Se é do depoimento do padre que se faz o cerne de tudo que Confessionário atinge como efeito, não se deve porém desprezar a importância do seu começo e do seu final, nos quais deixa transparecer parte das regras do jogo desta conversa, e também a materialidade da mesma (encarnada na fita que termina, e que interrompe o discurso). Há nessa interrupção uma grande beleza, seja na singela pergunta do padre se aquilo tudo que ele diz tem mesmo algo de interessante para quem ouve, seja na sua levantada e saída até o fundo do quadro, para fumar um cigarro no lado de fora da sala. Mas, além disso, são momentos que colocam a câmera em primeiro plano, e a presença dela ali em questão. O que afinal busca ali esta câmera que ouve esta “confissão” às avessas, como afirma o título (que coloca uma série de outras questões, como qual o pecado narrado)?
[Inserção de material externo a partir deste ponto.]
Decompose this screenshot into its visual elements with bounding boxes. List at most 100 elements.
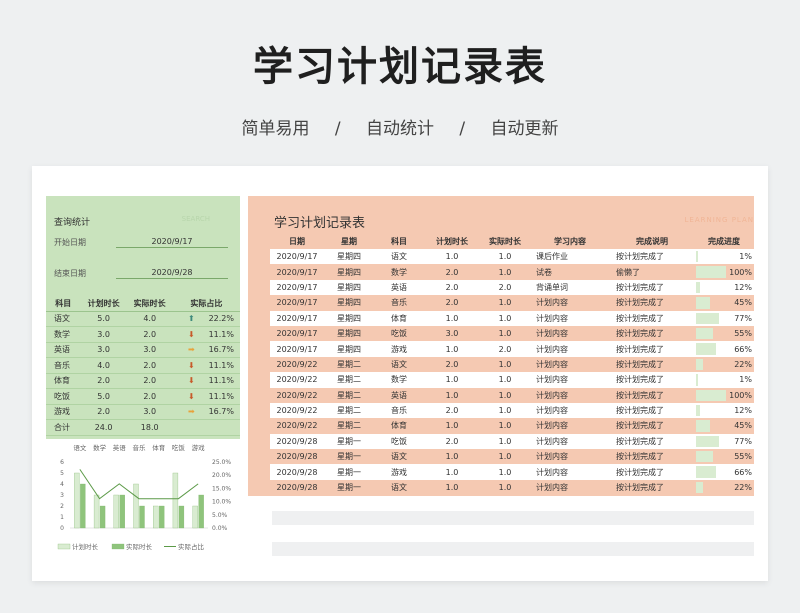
record-plan: 1.0 xyxy=(424,372,480,388)
end-date-input[interactable]: 2020/9/28 xyxy=(116,268,228,279)
stats-ratio: 11.1% xyxy=(194,388,240,405)
record-plan: 1.0 xyxy=(424,418,480,434)
record-note: 偷懒了 xyxy=(610,264,694,280)
up-arrow-icon: ⬆ xyxy=(188,314,195,324)
record-progress: 12% xyxy=(694,402,754,419)
record-content: 试卷 xyxy=(530,264,610,280)
chart-bar xyxy=(113,494,119,529)
chart-bar xyxy=(178,505,185,529)
progress-value: 1% xyxy=(739,375,752,385)
subtitle-item: 自动更新 xyxy=(490,119,559,139)
record-week: 星期四 xyxy=(324,341,374,357)
record-progress: 55% xyxy=(694,449,754,465)
record-content: 计划内容 xyxy=(530,356,610,373)
record-date: 2020/9/17 xyxy=(270,249,324,265)
record-header-progress: 完成进度 xyxy=(708,237,740,246)
record-row: 2020/9/22 星期二 音乐 2.0 1.0 计划内容 按计划完成了 12% xyxy=(270,402,754,419)
record-note: 按计划完成了 xyxy=(610,464,694,480)
record-note: 按计划完成了 xyxy=(610,402,694,419)
stats-actual: 2.0 xyxy=(126,388,173,405)
record-week: 星期四 xyxy=(324,249,374,265)
query-stats-panel: 查询统计 SEARCH 开始日期 2020/9/17 结束日期 2020/9/2… xyxy=(46,196,240,439)
record-week: 星期四 xyxy=(324,325,374,342)
record-week: 星期四 xyxy=(324,264,374,280)
progress-value: 55% xyxy=(734,452,752,462)
progress-bar xyxy=(696,420,710,432)
record-content: 背诵单词 xyxy=(530,279,610,296)
progress-bar xyxy=(696,281,700,294)
record-date: 2020/9/17 xyxy=(270,310,324,326)
record-week: 星期一 xyxy=(324,464,374,480)
y-left-tick: 1 xyxy=(60,514,64,521)
progress-value: 66% xyxy=(734,467,752,477)
chart-bar xyxy=(99,505,106,529)
stats-row: 英语 3.0 3.0 ➡ 16.7% xyxy=(46,342,240,358)
record-plan: 1.0 xyxy=(424,464,480,480)
stats-table: 科目 计划时长 实际时长 实际占比 语文 5.0 4.0 ⬆ 22.2% 数学 3.0 2.0… xyxy=(46,296,240,436)
record-note: 按计划完成了 xyxy=(610,433,694,450)
start-date-input[interactable]: 2020/9/17 xyxy=(116,237,228,248)
down-arrow-icon: ⬇ xyxy=(188,376,195,386)
y-left-tick: 4 xyxy=(60,481,64,488)
stats-actual: 2.0 xyxy=(126,326,173,343)
progress-value: 22% xyxy=(734,483,752,493)
record-content: 计划内容 xyxy=(530,295,610,311)
record-actual: 1.0 xyxy=(480,464,530,480)
record-progress: 55% xyxy=(694,325,754,342)
record-header-week: 星期 xyxy=(341,237,357,246)
record-content: 计划内容 xyxy=(530,372,610,388)
stats-ratio: 16.7% xyxy=(194,342,240,358)
record-subject: 英语 xyxy=(374,279,424,296)
y-left-tick: 5 xyxy=(60,470,64,477)
empty-row xyxy=(272,542,754,556)
progress-value: 12% xyxy=(734,406,752,416)
category-label: 音乐 xyxy=(133,443,147,452)
record-row: 2020/9/28 星期一 吃饭 2.0 1.0 计划内容 按计划完成了 77% xyxy=(270,433,754,450)
record-row: 2020/9/28 星期一 游戏 1.0 1.0 计划内容 按计划完成了 66% xyxy=(270,464,754,480)
start-date-row: 开始日期 2020/9/17 xyxy=(54,237,234,248)
progress-value: 66% xyxy=(734,344,752,354)
record-row: 2020/9/17 星期四 数学 2.0 1.0 试卷 偷懒了 100% xyxy=(270,264,754,280)
record-header-date: 日期 xyxy=(289,237,305,246)
record-week: 星期二 xyxy=(324,402,374,419)
record-date: 2020/9/22 xyxy=(270,418,324,434)
record-plan: 1.0 xyxy=(424,387,480,403)
record-plan: 2.0 xyxy=(424,264,480,280)
stats-subject: 数学 xyxy=(46,326,81,343)
stats-plan: 2.0 xyxy=(80,404,127,420)
chart-bar xyxy=(139,505,145,529)
record-week: 星期四 xyxy=(324,310,374,326)
record-actual: 1.0 xyxy=(480,479,530,496)
stats-actual: 2.0 xyxy=(126,357,173,374)
record-actual: 1.0 xyxy=(480,449,530,465)
progress-bar xyxy=(696,297,710,309)
record-subject: 吃饭 xyxy=(374,433,424,450)
record-actual: 1.0 xyxy=(480,264,530,280)
chart-bar xyxy=(192,505,198,529)
subtitle-item: 自动统计 xyxy=(366,119,434,139)
record-note: 按计划完成了 xyxy=(610,356,694,373)
progress-bar xyxy=(696,312,720,324)
chart-bar xyxy=(159,505,165,529)
record-actual: 1.0 xyxy=(480,387,530,403)
down-arrow-icon: ⬇ xyxy=(188,329,195,339)
record-date: 2020/9/22 xyxy=(270,402,324,419)
plan-record-title: 学习计划记录表 xyxy=(274,216,366,231)
stats-ratio: 16.7% xyxy=(194,404,240,420)
record-actual: 1.0 xyxy=(480,433,530,450)
record-actual: 2.0 xyxy=(480,341,530,357)
record-content: 计划内容 xyxy=(530,464,610,480)
legend-label: 实际时长 xyxy=(126,542,153,551)
category-label: 数学 xyxy=(93,443,107,452)
record-subject: 数学 xyxy=(374,372,424,388)
stats-plan: 5.0 xyxy=(80,311,127,327)
record-content: 课后作业 xyxy=(530,249,610,265)
record-progress: 66% xyxy=(694,341,754,357)
legend-swatch xyxy=(57,543,71,550)
record-content: 计划内容 xyxy=(530,479,610,496)
stats-subject: 音乐 xyxy=(46,357,81,374)
record-content: 计划内容 xyxy=(530,387,610,403)
record-plan: 2.0 xyxy=(424,295,480,311)
record-actual: 1.0 xyxy=(480,310,530,326)
record-progress: 22% xyxy=(694,356,754,373)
Saber a resposta não é essencial, mas vale dizer que em debates depois da exibição do filme, Leo Sette conta que na verdade este filme nasce de um acaso (e nisso se aproximaria de seu outro curta em 35mm, Ocidente), já que ele estava ali para conversar com o padre Silvano sobre outros temas – que seriam explorados nas fitas seguintes. Ouvindo a conversa daquela fita depois, em casa, é que ele se dá conta da força autônoma daquele trecho. Portanto, é um filme que surge a posteriori, e às custas de mais nada do que a viagem e a presença do diretor com sua câmera ali naquele lugar – sendo assim o exato oposto da encomenda que leva ao filme de Spolidoro. E aí é que ver estes dois filmes em conjunto, percebendo que a sua existência em grande parte só foi permitida pelas possibilidades abertas em diferentes níveis pelo equipamento digital, talvez nos ajude mesmo a partilhar parte do entusiasmo quase naif e juvenil do senhor Wenders ao falar das novas tecnologias e do futuro do cinema.